IANAL, but the way I read this is that you must be a non-commercial regular user or a K-12 school. None of their other licenses cover your situation, since I would assume:
1) You're not incorporated.
2) This is not commercial.
3) You aren't doing this officially for the university.
You can run this by Anil Dash (anil__AT__sixapart_dot_com). He's one of 6A's more open and vocal executives and seems to always be up for answering a friendly question from prospective users.
What about governments? How do they license MovableType?
In the US, government customers are usually treated the same as large business customers except for the mountain of paperwork the customer requires. Therefore, you should probably contact the group that handles their enterprise licensing, unless your government entity is an educational institution.
While Anil is generally happy to answer any questions thrown his way, this isn't really his job and there's a sales team that he'd probably end up shunting you toward in the end anyway.
If you know you need an enterprise/large(20+ user) installation, go here. General sales and licensing inquiries go here.
(Yeah, the forms appear identical, but just in case they do end up different places...)

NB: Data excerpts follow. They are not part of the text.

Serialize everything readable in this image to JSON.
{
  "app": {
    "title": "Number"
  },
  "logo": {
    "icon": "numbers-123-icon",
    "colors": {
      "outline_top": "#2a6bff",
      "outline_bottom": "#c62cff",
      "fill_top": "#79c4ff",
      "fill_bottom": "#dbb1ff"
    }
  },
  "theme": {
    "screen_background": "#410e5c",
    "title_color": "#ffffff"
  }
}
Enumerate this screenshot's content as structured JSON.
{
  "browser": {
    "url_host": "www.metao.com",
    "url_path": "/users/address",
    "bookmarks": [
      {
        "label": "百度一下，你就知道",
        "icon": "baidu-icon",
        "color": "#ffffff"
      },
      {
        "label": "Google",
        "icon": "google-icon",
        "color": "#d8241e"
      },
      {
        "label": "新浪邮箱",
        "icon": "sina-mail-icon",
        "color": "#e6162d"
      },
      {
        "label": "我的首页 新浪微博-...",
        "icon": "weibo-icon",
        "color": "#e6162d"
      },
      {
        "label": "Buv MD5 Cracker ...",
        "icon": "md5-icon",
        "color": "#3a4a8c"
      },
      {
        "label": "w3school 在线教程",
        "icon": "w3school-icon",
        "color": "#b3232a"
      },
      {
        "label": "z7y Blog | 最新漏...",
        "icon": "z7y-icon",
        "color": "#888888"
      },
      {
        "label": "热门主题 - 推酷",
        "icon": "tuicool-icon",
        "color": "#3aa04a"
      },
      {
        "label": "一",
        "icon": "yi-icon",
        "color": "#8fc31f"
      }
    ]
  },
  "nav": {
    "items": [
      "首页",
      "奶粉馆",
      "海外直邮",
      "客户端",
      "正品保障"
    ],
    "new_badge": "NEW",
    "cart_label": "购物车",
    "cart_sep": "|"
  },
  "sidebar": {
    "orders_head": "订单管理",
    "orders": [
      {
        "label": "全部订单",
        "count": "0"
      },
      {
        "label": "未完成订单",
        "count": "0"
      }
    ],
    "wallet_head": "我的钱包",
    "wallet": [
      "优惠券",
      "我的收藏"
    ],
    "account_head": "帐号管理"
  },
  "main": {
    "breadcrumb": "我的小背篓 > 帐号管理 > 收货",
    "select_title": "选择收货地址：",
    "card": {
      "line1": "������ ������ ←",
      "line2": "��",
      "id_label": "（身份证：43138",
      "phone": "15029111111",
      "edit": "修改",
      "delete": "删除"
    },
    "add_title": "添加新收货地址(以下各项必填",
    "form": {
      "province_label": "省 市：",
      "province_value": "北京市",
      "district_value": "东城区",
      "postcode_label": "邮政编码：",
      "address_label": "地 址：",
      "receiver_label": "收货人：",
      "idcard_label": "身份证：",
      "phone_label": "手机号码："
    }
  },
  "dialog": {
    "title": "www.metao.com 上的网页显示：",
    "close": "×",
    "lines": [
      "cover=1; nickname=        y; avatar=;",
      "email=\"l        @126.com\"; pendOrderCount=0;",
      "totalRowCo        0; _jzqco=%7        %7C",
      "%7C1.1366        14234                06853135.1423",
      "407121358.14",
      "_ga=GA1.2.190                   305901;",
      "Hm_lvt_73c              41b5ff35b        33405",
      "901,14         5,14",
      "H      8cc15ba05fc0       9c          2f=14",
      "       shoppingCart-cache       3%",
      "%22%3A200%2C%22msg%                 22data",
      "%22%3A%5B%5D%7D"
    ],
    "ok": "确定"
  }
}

The biggest problem with this licensing for those who are upgrading from 3.3 is that functionality that used to be covered by free plugins is now built in (ie RightFields/CustomFields), but is NOT available in the MTOS distribution. (Which I found out AFTER upgrading from 3.3 to MTOS 4.25!)
That makes MTOS 4+ effectively crippleware, as you cannot easily add these features without upgrading to Pro.
I'm all for SixApart making money, but a little documentation of features available in each version is warranted.
They probably didn't make that list because it'd come down to 3 differences between OS and Pro. Have you checked the requirement list for using Pro? Most MT users qualify for free use of Pro.